Lots of memory

Started by alex, February 17, 2006, 09:44:16 AM

Previous topic - Next topic

alex

I have archive:

E:dictenrufull>7za l enrufull.dic.dos.7z
7-Zip (A) 4.20  Copyright (c) 1999-2005 Igor Pavlov  2005-05-30
Listing archive: enrufull.dic.dos.7z

   Date      Time    Attr         Size   Compressed  Name
------------------- ----- ------------ ------------  ------------
2006-02-15 19:15:18 ....A     37193160     10484024  enrufull.dic.dos
------------------- ----- ------------ ------------  ------------
                              37193160     10484024  1 files

I try unpack it into memory:

(setq my-dict (exec "7za e -so E:\dict\enrufull\enrufull.dic.dos.7z"))
(read-line)  # "pause"

and in point "pause" my newlisp-program get more then 70 Mb of RAM

It is lots of memory(IMHO)

How I can avoid the problem?

Lutz

#1
Can you show us the return list of the 'exec' statement? What is in 'my-dict' and what does '7za e -so' do?

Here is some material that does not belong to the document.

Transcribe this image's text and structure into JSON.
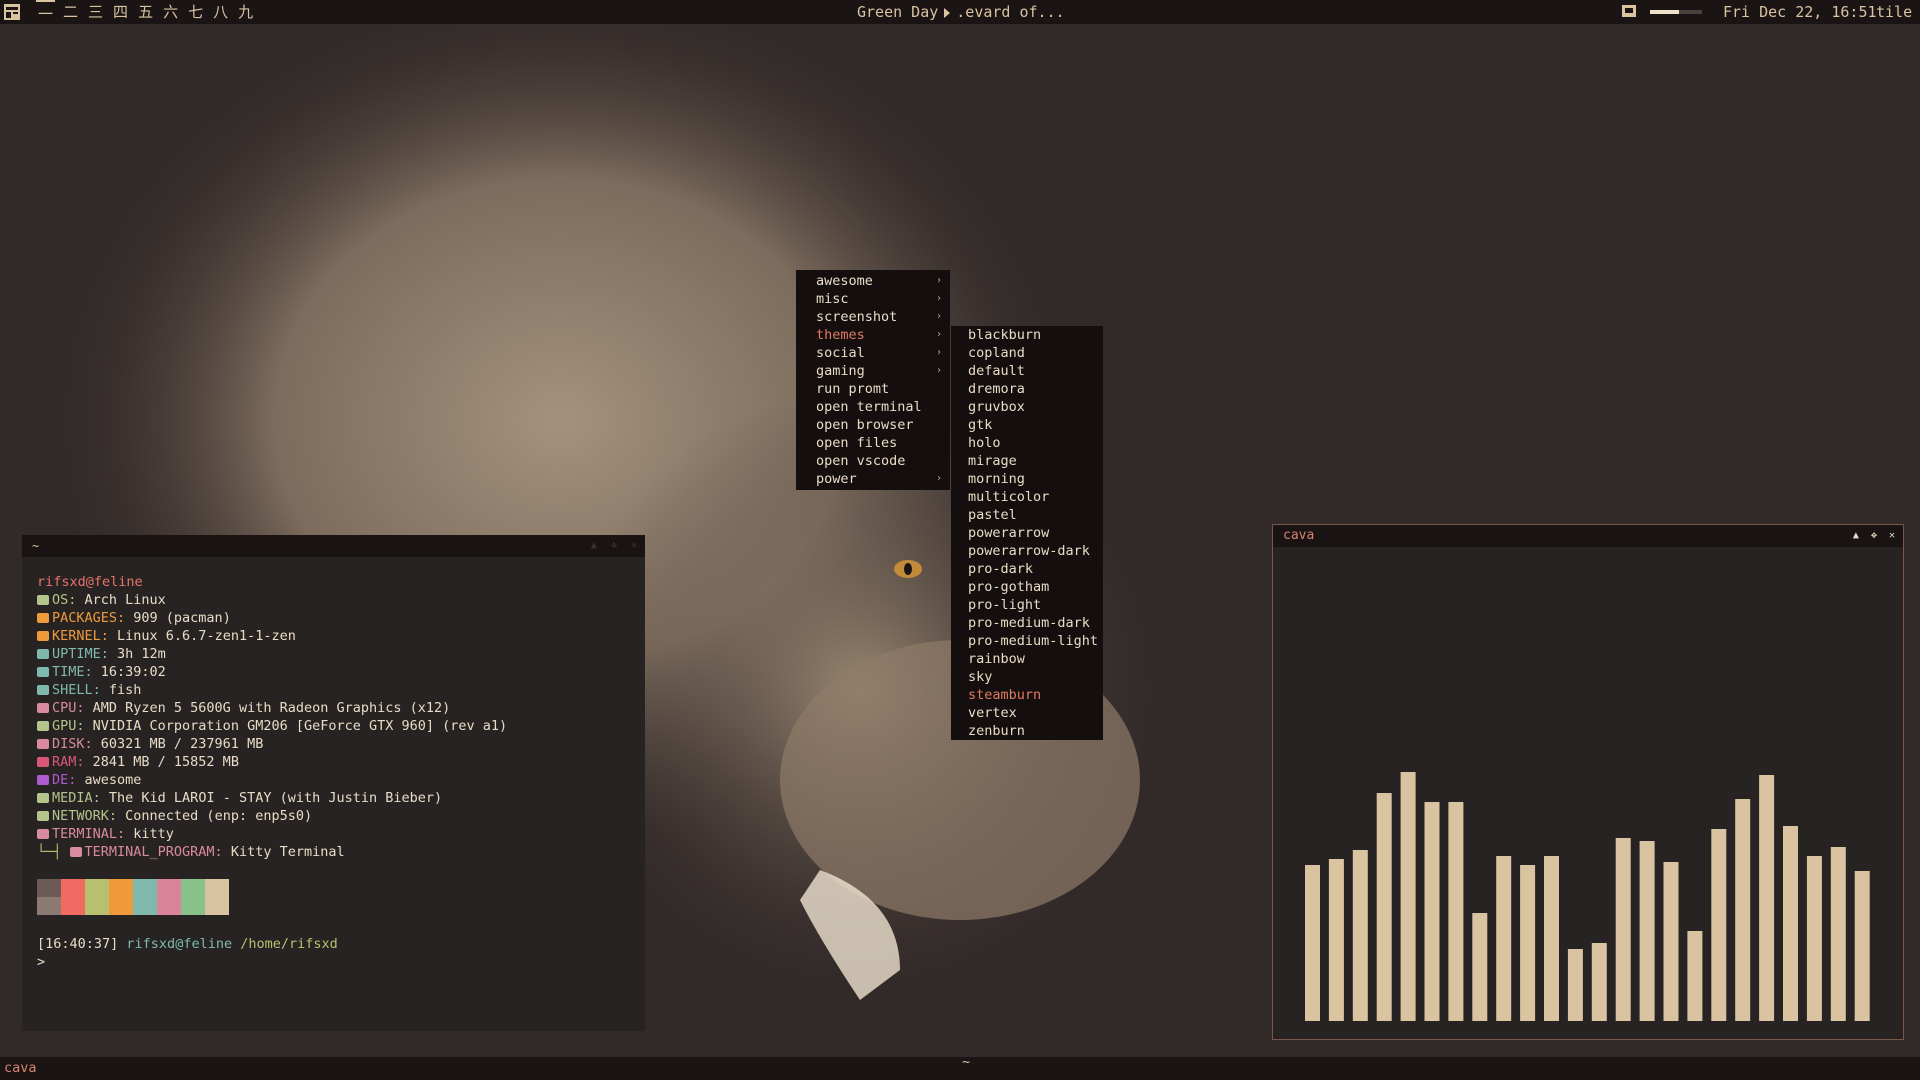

The original file already has 30Mbyte, if '7za' is some kind of extraction utility than 70Mbyte with other overhead of putting every line in a list seems not too much, what is '7za e -so' for?



Lutz

alex

#2
enrufull.dic.dos is big text file

command "7za e -so enrufull.dic.dos.7z" extract it to standard output

I think that problem may be in any "external" command.

Example 2:

I have text file eng1.txt (10119386 byte) and after command

(setq my-dict (exec "type eng.txt"))

before

(read-line)

my newlisp-program get near 20 Mb of RAM

It is twice size of eng1.txt :(

Dmi

#3
I'm not Lutz ;-) But it seems to be normal:

first memory allocation occurs when exec collects a program's output.

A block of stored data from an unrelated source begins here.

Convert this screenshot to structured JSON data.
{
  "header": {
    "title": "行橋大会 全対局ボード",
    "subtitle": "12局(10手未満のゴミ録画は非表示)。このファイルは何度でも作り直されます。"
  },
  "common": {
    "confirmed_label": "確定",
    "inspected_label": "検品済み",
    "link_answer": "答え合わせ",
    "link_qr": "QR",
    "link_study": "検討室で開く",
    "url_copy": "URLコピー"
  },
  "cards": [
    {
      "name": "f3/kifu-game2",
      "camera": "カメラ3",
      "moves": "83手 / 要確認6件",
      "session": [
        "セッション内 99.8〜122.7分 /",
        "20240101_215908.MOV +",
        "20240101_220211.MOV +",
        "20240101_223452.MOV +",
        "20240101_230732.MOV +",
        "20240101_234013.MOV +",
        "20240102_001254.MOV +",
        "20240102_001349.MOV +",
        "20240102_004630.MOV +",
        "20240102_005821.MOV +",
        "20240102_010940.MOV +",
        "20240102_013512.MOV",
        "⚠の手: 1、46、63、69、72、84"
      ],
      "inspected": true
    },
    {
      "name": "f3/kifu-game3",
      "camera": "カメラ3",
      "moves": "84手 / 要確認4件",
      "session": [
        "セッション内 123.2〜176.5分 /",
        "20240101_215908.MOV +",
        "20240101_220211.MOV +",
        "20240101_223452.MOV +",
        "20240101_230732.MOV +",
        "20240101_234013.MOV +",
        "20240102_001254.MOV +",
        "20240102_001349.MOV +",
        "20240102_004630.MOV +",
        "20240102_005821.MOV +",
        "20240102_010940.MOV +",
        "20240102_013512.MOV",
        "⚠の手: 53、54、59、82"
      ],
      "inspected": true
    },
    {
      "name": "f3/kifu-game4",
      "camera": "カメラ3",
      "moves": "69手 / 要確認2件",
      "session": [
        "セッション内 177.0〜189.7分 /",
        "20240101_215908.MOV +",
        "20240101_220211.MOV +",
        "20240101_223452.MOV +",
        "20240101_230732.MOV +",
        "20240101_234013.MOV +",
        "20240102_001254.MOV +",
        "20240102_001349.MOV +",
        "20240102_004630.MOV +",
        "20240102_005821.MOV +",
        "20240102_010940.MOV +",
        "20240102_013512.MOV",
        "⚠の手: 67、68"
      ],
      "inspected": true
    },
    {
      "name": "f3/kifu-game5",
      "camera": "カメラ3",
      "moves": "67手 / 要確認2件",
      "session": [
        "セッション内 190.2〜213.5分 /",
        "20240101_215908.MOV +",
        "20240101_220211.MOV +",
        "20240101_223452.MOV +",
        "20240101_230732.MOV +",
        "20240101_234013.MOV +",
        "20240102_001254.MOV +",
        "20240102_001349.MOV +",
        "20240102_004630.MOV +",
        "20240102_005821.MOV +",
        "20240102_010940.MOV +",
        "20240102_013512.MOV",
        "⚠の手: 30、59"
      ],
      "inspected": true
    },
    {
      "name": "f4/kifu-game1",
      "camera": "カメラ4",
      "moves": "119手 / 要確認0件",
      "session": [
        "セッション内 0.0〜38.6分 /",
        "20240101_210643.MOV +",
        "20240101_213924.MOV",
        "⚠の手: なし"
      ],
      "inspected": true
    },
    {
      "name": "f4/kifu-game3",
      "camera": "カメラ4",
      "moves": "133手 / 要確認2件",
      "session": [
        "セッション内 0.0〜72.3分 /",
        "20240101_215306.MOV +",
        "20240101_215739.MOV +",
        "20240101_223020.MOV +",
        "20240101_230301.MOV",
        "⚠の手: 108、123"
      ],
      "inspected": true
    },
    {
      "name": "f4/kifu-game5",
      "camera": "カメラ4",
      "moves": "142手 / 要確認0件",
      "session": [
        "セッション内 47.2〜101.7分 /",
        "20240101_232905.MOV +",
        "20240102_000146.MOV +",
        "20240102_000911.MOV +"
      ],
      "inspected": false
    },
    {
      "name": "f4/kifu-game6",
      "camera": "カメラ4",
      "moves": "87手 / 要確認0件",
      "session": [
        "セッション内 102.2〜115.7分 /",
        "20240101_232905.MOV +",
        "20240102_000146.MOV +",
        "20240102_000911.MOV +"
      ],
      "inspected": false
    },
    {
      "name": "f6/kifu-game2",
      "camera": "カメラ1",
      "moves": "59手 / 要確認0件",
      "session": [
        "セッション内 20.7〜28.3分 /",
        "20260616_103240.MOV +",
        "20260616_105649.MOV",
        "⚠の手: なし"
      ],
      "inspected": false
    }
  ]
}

second - occurs when it's copied to new symbol my-dict.

After that, first piece of memory is internally freed and will be reused next time.

It just can't be released back to Windows.
WBR, Dmi

alex

#4
It is not good, if it is so... :-(

alex

#5
Under Linux we have such problems, or no?

Dmi

#6
Hmm... As I can see, under linux newlisp doesn't free large memory allocations for symbols - just reuse it.

Also, as I can see, the memory, allocated by exec is completely freed.

So, I may be wrong about my previous descision...



But, occasionally, I just found another issue:

I load a very large file, consists of small (10 char) lines. After exec's output was parsed to a list (according to documentation) I got a large memory overhead, much more than two times, and I suspect, that it is caused by "list" internal structure. Your dictionary file may have similar issue.



Try with an exec statement that returns a small number of very long lines and compare memory results.
WBR, Dmi

Dmi

#7
...oh my english isn't much clear :-)

I think the list's cell storage overhead is not an "issue" - just a logically attended behavior.
WBR, Dmi

alex

#8
I got files short.txt and long.txt

(write-file "short.txt" (dup "aaaaaaaaan" 1000000))
(write-file "long.txt" (dup (append (dup "b" 1000000) "n") 10) )

and tests

(setq dict (exec "type long.txt"))              #test1
#(setq dict (exec "type short.txt"))              #test2
#(setq dict (parse (read-file "long.txt") "n"))  #test3
#(setq dict (parse (read-file "short.txt") "n")) #test4
(read-line)  # "pause"
(exit)

Amount of memory:

  in test1 near 11Mb

  in test2 near 60Mb

  in test3 near 11Mb

  in test4 near 60Mb



Conclusion: long list = big memory